Sempre que o Fabinho Dez-Por-Cento aparece, ele tem uma história triste para contar de como perdeu um pote para um out sujo no river, ou às vezes no turn, também. Em todos os anos que conheço o Fabinho Dez-Por-Cento, aliás, ele nunca perdeu um pote sequer para um out limpo, o que é uma estatística muito cruel, sem dúvida, para um jogador de pôquer.
Assim que o Fabinho Dez-Por-Cento me vê no balcão do Esquilo’s, ele me cumprimenta com um largo olá. Mas, por mais largo que seja o olá do Fabinho Dez-Por-Cento, ele é sempre um olá triste, capaz de fazer uma quadrilha de ladrões de banco chorar.

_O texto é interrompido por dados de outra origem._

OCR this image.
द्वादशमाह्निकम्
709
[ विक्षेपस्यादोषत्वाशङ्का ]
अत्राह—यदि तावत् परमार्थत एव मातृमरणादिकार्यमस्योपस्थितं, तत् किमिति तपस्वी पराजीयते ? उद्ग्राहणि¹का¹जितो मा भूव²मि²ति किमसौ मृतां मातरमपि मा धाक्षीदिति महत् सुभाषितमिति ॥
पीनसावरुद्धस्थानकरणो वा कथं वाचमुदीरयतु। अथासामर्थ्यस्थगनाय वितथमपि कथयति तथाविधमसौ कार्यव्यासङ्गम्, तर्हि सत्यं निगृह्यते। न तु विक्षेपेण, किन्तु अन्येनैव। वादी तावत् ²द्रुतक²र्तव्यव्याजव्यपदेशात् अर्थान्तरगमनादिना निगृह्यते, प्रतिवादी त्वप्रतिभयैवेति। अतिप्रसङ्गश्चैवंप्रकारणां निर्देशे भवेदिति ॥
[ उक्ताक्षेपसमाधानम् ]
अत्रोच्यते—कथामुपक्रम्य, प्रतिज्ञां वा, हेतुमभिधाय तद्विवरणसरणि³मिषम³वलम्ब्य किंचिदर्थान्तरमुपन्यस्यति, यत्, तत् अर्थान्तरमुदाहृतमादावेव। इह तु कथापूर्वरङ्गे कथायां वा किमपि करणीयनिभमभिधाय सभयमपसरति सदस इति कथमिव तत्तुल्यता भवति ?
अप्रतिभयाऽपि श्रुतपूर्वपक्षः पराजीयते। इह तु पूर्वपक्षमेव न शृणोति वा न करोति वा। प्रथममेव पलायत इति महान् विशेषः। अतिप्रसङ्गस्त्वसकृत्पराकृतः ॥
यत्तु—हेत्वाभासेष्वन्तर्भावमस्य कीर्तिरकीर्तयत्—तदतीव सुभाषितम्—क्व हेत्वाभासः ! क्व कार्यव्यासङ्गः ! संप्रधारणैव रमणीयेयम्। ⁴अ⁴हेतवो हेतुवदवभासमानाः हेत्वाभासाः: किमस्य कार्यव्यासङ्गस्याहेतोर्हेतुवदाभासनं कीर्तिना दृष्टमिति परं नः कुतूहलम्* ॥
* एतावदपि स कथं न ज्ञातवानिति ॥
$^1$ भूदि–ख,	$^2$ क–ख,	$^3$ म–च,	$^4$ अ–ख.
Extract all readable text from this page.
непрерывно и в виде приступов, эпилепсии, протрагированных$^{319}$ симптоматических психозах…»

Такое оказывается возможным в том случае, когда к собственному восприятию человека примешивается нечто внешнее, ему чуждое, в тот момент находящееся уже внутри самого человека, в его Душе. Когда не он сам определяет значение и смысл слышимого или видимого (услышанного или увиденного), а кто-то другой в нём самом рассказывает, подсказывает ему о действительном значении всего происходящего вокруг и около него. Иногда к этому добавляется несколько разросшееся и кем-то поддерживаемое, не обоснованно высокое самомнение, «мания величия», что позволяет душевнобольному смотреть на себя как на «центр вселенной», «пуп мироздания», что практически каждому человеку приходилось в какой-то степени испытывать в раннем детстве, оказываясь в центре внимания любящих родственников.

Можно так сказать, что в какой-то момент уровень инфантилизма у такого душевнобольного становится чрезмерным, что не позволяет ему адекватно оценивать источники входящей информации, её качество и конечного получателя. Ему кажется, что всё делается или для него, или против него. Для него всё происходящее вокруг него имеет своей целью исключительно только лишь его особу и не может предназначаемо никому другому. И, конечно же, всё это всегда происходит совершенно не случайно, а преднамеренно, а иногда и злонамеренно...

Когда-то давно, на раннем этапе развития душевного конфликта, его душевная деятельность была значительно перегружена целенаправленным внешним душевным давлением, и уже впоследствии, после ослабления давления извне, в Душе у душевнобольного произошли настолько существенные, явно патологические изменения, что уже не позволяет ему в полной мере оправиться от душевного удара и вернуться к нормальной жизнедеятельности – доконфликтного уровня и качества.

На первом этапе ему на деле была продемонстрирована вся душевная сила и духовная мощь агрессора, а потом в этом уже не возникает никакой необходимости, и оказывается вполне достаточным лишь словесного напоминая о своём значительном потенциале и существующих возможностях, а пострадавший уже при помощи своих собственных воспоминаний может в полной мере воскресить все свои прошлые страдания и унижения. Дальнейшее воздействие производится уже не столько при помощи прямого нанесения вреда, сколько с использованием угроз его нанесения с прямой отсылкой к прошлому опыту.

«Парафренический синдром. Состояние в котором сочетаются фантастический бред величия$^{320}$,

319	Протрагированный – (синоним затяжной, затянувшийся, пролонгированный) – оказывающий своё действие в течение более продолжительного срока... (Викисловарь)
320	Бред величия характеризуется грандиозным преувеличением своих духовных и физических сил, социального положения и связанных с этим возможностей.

E, ainda que você consiga segurar o choro no olá, certamente vai ceder quando o Fabinho Dez-Por-Cento contar alguma proposição de 100 para 1 que aconteceu com ele na véspera, como um tumor aparecendo na canela esquerda ou a sua querida namorada tomando o vento para ficar com o crupiê bandido que o quebrou com um out sujo no sábado anterior.
O Fabinho Dez-Por-Cento é um parceiro pequeno e barrigudo, com poucos fios de cabelo preto na cabeça e a barba por fazer. Ele fala rápido, mas com uma voz baixa e triste, tão triste quanto uma garrafa vazia e tão baixa como um tapete gasto. Assim que ele chega ao meu lado no balcão do Esquilo’s, onde estou esperando a minha vez de entrar na mesa de sinuca, já abaixo a orelha para escutar melhor o que ele está falando.
“Se eu te contar a mão que aconteceu comigo ontem você não acredita”, o Fabinho Dez-Por-Cento diz para mim. Eu olho para a lousa e vejo três nomes antes do meu na fila da sinuca, então não tenho opção senão ouvir a história triste dele.
“Imagine que a mesa do Paradiso está baleada e estou dois mil para frente, num chorrilho espetacular”, o Fabinho Dez-Por-Cento diz. “Aí recebo vala e sete de copas, e todo mundo sabe que, no chorrilho, essa não é uma mão de se descartar, né? Atiro o pote e só um parceiro paga. O flop vem 289, com duas copas, um sonho. Estou na broca e no flush draw, então mando bala e o parceiro call. No turn, um lixo qualquer. Tô colocando o parceiro num nove fraco, então mando mais bala, e ele pensa bastante antes de pagar de novo. Bate o dez no river e acerto a minha broca. Empurro a tampa, mas a ficha do parceiro cai no pano mais rápido do que uma bigorna em queda livre. Sabe o que o vilão tem?”, o Fabinho Dez-Por-Cento diz. “Vala e dama. Acertou o nuts e tomou 3k de mim. Assim, com um out sujo no river.”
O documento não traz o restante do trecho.